The point about learning curves, raised by FQSZ, is an interesting one. We began with the simple intervention variable described earlier and did not hypothesize learning effects. These appear to exist in some states but by no means in all. We debated whether to modify the intervention variables to describe this more complex behavior but eventually decided to stay with our original formulation in order to avoid any charges of "data dredging." Again, this is an important question that deserves a properly designed study.

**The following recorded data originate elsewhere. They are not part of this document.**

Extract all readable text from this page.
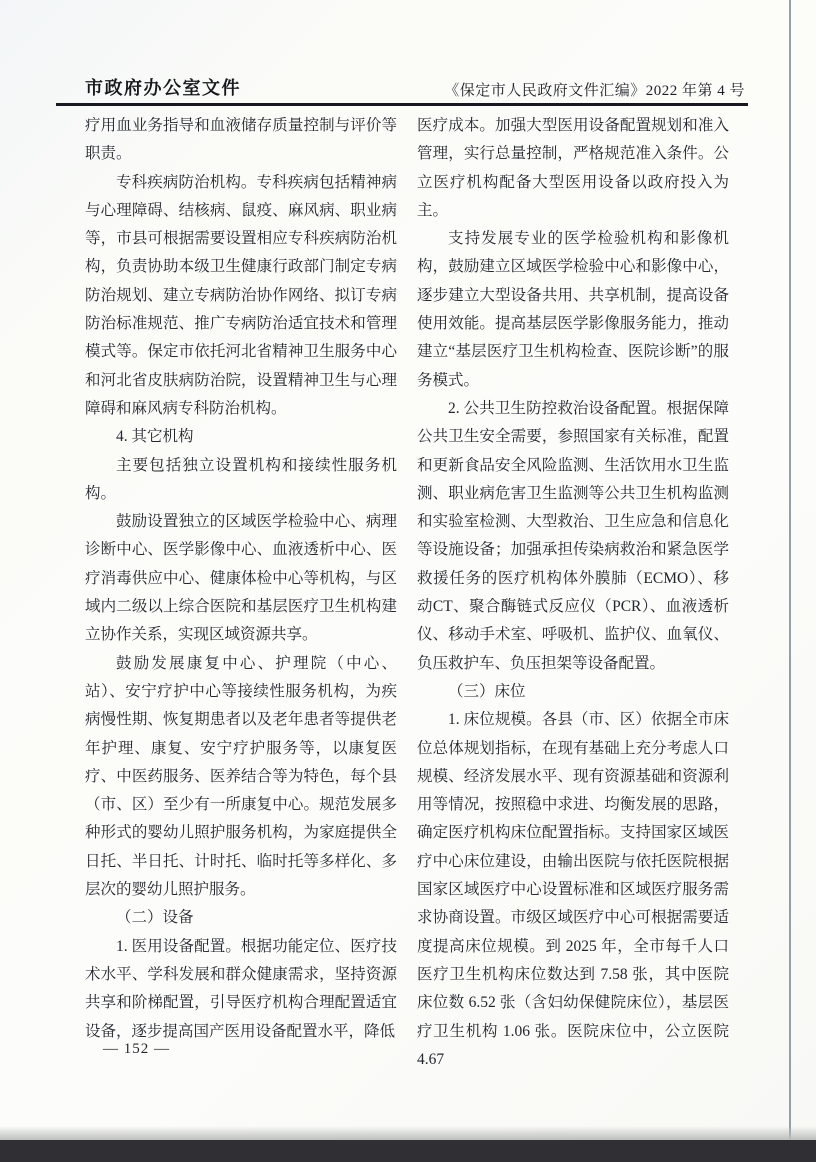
市政府办公室文件	《保定市人民政府文件汇编》2022 年第 4 号

疗用血业务指导和血液储存质量控制与评价等职责。

专科疾病防治机构。专科疾病包括精神病与心理障碍、结核病、鼠疫、麻风病、职业病等，市县可根据需要设置相应专科疾病防治机构，负责协助本级卫生健康行政部门制定专病防治规划、建立专病防治协作网络、拟订专病防治标准规范、推广专病防治适宜技术和管理模式等。保定市依托河北省精神卫生服务中心和河北省皮肤病防治院，设置精神卫生与心理障碍和麻风病专科防治机构。

4. 其它机构

主要包括独立设置机构和接续性服务机构。

鼓励设置独立的区域医学检验中心、病理诊断中心、医学影像中心、血液透析中心、医疗消毒供应中心、健康体检中心等机构，与区域内二级以上综合医院和基层医疗卫生机构建立协作关系，实现区域资源共享。

鼓励发展康复中心、护理院（中心、站）、安宁疗护中心等接续性服务机构，为疾病慢性期、恢复期患者以及老年患者等提供老年护理、康复、安宁疗护服务等，以康复医疗、中医药服务、医养结合等为特色，每个县（市、区）至少有一所康复中心。规范发展多种形式的婴幼儿照护服务机构，为家庭提供全日托、半日托、计时托、临时托等多样化、多层次的婴幼儿照护服务。

（二）设备

1. 医用设备配置。根据功能定位、医疗技术水平、学科发展和群众健康需求，坚持资源共享和阶梯配置，引导医疗机构合理配置适宜设备，逐步提高国产医用设备配置水平，降低

医疗成本。加强大型医用设备配置规划和准入管理，实行总量控制，严格规范准入条件。公立医疗机构配备大型医用设备以政府投入为主。

支持发展专业的医学检验机构和影像机构，鼓励建立区域医学检验中心和影像中心，逐步建立大型设备共用、共享机制，提高设备使用效能。提高基层医学影像服务能力，推动建立“基层医疗卫生机构检查、医院诊断”的服务模式。

2. 公共卫生防控救治设备配置。根据保障公共卫生安全需要，参照国家有关标准，配置和更新食品安全风险监测、生活饮用水卫生监测、职业病危害卫生监测等公共卫生机构监测和实验室检测、大型救治、卫生应急和信息化等设施设备；加强承担传染病救治和紧急医学救援任务的医疗机构体外膜肺（ECMO）、移动CT、聚合酶链式反应仪（PCR）、血液透析仪、移动手术室、呼吸机、监护仪、血氧仪、负压救护车、负压担架等设备配置。

（三）床位

1. 床位规模。各县（市、区）依据全市床位总体规划指标，在现有基础上充分考虑人口规模、经济发展水平、现有资源基础和资源利用等情况，按照稳中求进、均衡发展的思路，确定医疗机构床位配置指标。支持国家区域医疗中心床位建设，由输出医院与依托医院根据国家区域医疗中心设置标准和区域医疗服务需求协商设置。市级区域医疗中心可根据需要适度提高床位规模。到 2025 年，全市每千人口医疗卫生机构床位数达到 7.58 张，其中医院床位数 6.52 张（含妇幼保健院床位），基层医疗卫生机构 1.06 张。医院床位中，公立医院 4.67

— 152 —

FQSZ observes "It is clear that the effect of the speed-limit increase is specific to the individual states" and later that "The generalization ability of the authors' conclusion across states in this study is therefore uncertain." Our tabulated results show that the effects were not uniform across states; the penultimate sentence of our conclusions states that "Overall, increases were seen in *some* [italics added] states following speed limit changes." Our conclusions might have been more forcibly stated, but the results surely point to some increase for rural interstates, even though the effects vary by state. A key question for further research is why states had different levels of response and how this information might be used to improve safety.

We have already mentioned several possible directions for further research in conjunction with the comments made above. Of these, the most important ones would seem to be the study of differential responses by the states, the examination of learning effects, and the use of control groups. In addition, more focused studies that use more complete data from those states for which they are available would provide additional insights. Conversely, those states that do not provide key indicators such as VMT should give careful consideration to expanding their data collection efforts.

The other major point, made explicitly in some places and implicitly in others, is that the current analysis uses only aggregate data. The Fatality Analysis Reporting System (FARS) database provides detailed information on each fatal accident and could be used for micro-level studies to explore the impact of covariates such as those listed by FQSZ.

In conclusion, we would like to thank the commentators once again for their thoughtful and constructive suggestions, and we hope that our collective contributions will serve to advance understanding in this important area.

Ledolter, J. and K. Chan. 1994. *Safety Impact of the Increased 65-mph Speed Limit on Iowa Rural Interstates.* Final Report. Midwest Transportation Center, University of Iowa.

Ord, J.K., A.B. Koehler, and R.D. Snyder. 1997. Estimation and Prediction for a Class of Dynamic Nonlinear Statistical Models. *Journal of the American Statistical Association* 92:1621-29.